Дав единственную гроздь плодов ровно через девять месяцев после появления на свет, банановый стебель-трава погибает, оставляя, однако, после себя «пасынков»: рядом со срубленным стволом еще при его жизни пробиваются из земли нежно-зеленые побеги, которые, в свою очередь, через девять месяцев дадут по грозди.
Франко вез нас на ту плантацию, где когда-то проработал два года. Ее владелец дон Габриэль угостил нас холодным банановым напитком и крепким кофе в прохладной гостиной старинного дома, который он унаследовал вместе с плантацией от отца. Хрусталь и серебро, хрустящие крахмалом скатерти и салфетки, свечи в хрупких стеклянных лампах, коричневые фотографии в серебряных рамах — все это как нельзя лучше соответствовало рассказу дона Габриэля о тех уже давних временах, когда главное доходное дело панамских помещиков — выращивание и экспорт бананов — вдруг стало пасовать перед строительством Панамского канала.
Отец дона Габриэля не верил в то, что канал через перешеек будет прорыт.

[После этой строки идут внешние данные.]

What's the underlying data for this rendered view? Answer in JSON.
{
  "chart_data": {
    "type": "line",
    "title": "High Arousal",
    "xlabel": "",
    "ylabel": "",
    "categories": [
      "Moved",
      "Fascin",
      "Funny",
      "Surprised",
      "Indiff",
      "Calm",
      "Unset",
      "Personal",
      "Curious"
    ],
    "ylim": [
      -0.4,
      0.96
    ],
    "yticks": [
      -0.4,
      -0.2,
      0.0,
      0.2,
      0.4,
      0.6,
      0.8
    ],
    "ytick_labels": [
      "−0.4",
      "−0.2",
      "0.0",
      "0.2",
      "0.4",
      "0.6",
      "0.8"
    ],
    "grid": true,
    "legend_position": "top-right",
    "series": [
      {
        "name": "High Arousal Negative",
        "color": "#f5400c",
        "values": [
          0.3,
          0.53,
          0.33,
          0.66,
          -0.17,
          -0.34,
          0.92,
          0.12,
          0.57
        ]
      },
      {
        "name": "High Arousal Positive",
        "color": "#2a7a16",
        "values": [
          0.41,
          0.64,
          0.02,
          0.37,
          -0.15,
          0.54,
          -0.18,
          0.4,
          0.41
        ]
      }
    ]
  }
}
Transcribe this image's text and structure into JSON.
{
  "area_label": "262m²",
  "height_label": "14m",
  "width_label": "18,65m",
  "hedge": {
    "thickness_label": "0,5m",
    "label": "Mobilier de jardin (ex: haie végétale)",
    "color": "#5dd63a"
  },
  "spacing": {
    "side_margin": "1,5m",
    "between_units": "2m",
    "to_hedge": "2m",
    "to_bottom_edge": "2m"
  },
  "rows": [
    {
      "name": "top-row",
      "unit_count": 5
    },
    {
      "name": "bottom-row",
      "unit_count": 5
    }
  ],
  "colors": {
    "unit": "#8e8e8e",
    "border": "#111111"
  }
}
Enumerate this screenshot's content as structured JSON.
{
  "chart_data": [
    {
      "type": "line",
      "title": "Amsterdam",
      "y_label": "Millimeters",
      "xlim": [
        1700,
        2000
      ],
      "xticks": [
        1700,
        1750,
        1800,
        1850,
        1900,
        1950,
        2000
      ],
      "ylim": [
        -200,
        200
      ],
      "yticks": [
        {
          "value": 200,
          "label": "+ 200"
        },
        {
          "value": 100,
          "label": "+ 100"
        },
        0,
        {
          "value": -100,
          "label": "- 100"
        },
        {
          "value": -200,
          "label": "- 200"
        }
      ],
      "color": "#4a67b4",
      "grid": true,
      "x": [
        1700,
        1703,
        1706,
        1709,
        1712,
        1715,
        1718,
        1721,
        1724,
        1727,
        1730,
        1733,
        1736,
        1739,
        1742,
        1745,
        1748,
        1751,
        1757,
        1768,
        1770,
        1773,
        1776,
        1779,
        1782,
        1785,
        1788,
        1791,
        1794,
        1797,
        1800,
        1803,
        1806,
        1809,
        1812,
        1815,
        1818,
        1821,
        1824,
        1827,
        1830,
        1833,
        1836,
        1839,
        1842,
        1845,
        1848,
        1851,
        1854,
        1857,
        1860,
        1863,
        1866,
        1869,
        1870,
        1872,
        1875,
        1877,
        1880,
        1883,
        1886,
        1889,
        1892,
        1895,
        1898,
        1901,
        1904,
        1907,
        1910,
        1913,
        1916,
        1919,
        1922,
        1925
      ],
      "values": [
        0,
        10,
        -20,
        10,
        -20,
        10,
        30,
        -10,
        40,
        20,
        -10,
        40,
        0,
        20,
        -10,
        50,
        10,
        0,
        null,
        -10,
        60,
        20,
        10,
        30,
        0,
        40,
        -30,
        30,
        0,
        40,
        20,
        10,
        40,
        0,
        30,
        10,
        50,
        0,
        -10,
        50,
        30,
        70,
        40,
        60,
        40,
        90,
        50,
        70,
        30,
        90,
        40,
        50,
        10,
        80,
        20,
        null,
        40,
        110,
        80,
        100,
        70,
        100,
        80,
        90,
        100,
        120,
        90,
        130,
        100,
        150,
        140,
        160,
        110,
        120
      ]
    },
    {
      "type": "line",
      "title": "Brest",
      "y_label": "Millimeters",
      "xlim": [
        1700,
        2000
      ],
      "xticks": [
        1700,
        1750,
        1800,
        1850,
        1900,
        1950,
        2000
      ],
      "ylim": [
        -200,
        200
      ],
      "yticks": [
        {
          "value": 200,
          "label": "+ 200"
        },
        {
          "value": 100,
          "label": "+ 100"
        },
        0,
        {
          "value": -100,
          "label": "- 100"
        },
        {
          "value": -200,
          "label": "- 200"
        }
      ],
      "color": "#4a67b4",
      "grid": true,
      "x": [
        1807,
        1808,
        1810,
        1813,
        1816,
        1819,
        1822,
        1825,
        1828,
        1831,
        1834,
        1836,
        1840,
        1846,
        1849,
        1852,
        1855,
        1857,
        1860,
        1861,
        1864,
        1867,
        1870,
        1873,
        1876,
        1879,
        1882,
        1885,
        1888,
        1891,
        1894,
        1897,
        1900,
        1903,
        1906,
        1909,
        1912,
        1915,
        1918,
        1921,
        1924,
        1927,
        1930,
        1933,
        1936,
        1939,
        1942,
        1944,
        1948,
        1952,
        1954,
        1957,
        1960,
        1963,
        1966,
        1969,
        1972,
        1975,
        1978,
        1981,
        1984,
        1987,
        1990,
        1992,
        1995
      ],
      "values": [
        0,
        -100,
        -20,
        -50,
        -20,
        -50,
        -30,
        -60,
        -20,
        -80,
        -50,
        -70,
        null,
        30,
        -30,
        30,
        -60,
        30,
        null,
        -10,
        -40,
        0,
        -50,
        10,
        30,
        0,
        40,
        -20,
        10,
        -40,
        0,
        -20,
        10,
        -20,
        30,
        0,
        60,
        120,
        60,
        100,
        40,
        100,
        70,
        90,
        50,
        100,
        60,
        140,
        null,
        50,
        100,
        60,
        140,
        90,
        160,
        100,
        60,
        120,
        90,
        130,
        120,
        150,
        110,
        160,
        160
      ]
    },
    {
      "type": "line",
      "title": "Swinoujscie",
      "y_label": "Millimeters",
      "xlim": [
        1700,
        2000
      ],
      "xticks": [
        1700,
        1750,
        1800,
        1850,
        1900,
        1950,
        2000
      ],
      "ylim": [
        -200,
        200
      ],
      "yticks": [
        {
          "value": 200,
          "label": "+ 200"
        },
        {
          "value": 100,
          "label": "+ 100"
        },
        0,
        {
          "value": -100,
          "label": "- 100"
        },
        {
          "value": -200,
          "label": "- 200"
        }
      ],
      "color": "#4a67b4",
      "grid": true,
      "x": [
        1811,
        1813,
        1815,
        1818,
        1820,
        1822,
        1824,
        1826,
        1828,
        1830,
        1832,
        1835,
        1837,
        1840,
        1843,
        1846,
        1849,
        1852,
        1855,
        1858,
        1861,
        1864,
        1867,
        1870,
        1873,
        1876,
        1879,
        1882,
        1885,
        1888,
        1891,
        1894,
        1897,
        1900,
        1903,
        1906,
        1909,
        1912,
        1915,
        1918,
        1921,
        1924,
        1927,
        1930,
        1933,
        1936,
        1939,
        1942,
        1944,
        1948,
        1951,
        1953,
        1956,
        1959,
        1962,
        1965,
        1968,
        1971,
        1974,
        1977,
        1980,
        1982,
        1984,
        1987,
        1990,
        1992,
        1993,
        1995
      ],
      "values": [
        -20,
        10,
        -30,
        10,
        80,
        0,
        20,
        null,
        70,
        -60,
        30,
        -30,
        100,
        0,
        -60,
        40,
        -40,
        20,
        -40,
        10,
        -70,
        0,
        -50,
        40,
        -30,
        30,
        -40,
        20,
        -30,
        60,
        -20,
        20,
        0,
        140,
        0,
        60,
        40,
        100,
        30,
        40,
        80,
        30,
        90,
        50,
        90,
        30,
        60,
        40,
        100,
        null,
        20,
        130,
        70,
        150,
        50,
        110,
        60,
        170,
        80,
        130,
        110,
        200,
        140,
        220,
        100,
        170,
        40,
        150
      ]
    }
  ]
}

Затею строительных фирм называл не иначе, как авантюрой, и когда столичные друзья звали его в долю, не стал рисковать и отказался. Ну что ж, они выиграли, нажились на строительстве. А он вроде бы проиграл. Но все равно продолжал считать канал делом ненадежным. То ли дело — банановый бизнес. Так считает и сам дон Габриэль.